Keywords

1 Introduction

The automatic detection of emotional cues from the face has many applications in psychology, human-computer interaction, games, and other areas. However, automated analysis of the face is still a challenging problem due to the wide variety of expressions the human face can make and the relatively small size of available datasets. Several researchers have addressed the problem of automated Facial Emotion Recognition (FER), typically with emphasis on six common emotions: happiness, sadness, fear, anger, disgust, and surprise. (See examples of these emotions in Fig. 1.) Even though strong progress has been made on FER, and most existing FER systems work well on frontal poses and/or with small variations in head pose [7, 8, 25, 27], increased accuracy and robustness against pose variations is still desired. The latter has proven to be more challenging [9, 18] with only a few researchers having explicitly tested their approach on non-frontal data [1, 6, 11, 18, 22].

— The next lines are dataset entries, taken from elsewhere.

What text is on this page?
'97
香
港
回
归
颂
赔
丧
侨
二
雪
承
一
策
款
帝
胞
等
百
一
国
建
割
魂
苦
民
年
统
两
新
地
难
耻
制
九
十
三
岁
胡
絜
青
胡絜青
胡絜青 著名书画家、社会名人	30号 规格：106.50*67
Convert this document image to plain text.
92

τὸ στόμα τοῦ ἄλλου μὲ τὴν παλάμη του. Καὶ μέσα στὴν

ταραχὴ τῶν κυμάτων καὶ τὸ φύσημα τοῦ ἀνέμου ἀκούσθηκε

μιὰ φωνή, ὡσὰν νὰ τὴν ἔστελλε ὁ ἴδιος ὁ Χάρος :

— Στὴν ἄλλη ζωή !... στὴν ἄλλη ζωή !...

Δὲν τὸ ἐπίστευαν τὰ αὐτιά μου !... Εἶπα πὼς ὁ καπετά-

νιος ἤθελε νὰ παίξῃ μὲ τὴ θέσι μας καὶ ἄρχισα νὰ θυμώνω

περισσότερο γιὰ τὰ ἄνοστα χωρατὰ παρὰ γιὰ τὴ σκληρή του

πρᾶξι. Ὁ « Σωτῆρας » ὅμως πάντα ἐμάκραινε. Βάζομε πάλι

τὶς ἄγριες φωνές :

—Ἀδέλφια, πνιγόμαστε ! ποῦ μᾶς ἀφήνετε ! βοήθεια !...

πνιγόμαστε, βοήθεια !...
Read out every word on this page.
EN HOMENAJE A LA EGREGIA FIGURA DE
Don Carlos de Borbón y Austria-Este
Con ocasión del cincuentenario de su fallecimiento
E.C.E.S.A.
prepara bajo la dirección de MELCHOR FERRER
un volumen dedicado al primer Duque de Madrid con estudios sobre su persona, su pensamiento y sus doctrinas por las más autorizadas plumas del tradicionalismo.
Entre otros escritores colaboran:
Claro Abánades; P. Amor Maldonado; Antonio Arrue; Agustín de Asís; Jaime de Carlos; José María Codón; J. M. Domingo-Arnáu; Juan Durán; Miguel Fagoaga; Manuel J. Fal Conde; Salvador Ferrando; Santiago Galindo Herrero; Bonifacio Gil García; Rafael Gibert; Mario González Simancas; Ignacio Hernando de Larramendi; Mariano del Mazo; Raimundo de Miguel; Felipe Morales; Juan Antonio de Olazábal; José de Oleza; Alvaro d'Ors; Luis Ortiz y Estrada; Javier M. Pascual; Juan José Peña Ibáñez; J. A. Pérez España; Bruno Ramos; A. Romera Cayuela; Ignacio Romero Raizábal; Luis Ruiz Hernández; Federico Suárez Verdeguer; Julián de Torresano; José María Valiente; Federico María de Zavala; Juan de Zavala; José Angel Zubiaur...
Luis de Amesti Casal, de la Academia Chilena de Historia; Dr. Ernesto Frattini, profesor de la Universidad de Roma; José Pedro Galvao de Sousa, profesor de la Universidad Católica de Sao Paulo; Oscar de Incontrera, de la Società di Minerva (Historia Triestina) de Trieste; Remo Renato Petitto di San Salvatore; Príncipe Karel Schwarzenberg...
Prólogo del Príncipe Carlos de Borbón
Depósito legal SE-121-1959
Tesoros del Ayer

In this paper we introduce a novel method that, by adding new levels to proven transfer learning techniques, successfully achieves higher accuracy in both frontal and non-frontal poses. The next section of this paper contains related work. Section 3 presents the proposed method. Section 4 presents the experimental setup. Section 5 presents the experimental results. Finally, Sect. 6 presents concluding remarks.

Fig. 1.
figure 1

Examples of the six basic facial expressions in our testing datasets. The examples include various poses, expression intensities, and partial occlusion.

2 Related Work

Several researchers have employed deep convolutional neural networks (CNNs) for the task of FER [4, 5, 12, 14, 19,20,21, 30] to avoid the traditional feature extraction approaches such as HOG which are relatively complex and time-consuming [1, 25, 26]. However, training CNN from scratch requires a large amount of labeled training data. To address this problem, it is common to use the weights of a pre-trained CNN as the initial state for further training in what is called transfer learning (TL) [19]. TL has provided a reasonable compromise that enhances the accuracy of CNN-based FER systems without requiring very large datasets. However, the “forgetting effect” of TL and the model initialization process, given learned weights from a sequence of related tasks, limit the use of TL [23].

Therefore, a progressive transfer learning (PTL) approach was recently developed to alleviate these limitations [23]. Progressive networks are used to train sequences of tasks by freezing the previously trained tasks and using their intermediate representations as inputs into the new network. PTL therefore prevents the “forgetting effect” of TL by freezing and preserving the source task weights. Our approach extends the use of PTL for FER by adding additional stages that, in turn, increase the accuracy of the overall system.

Regarding the use of CNN for FER, most of the existing approaches have been tested on frontal poses only, non-frontal poses expressions with small datasets, non-varying expression intensity datasets, and/or using 1 or 2 levels of knowledge transfer [19, 23, 27, 29].

Mavani et al. [19] have fine-tuned the AlexNet CNN model [15] using two widely used facial expression datasets (CFEE and RaFD) of the 6 basic expressions plus neutral. Their model yielded test accuracies of 74.79% on CFEE and 95.71% on RaFD. In [23], Ng et al. proposed a PTL scheme for the facial expression recognition of the basic expressions presented by the EmotiW challenge. They also used AlexNet CNN to progressively transfer knowledge to the facial expression task. They first performed fine tuning of AlexNet using the FER28 dataset [10]. Then, a second fine-tuning step on the dataset of interest was performed. Their approach showed significant improvement in accuracy (up to 16%) over the baseline.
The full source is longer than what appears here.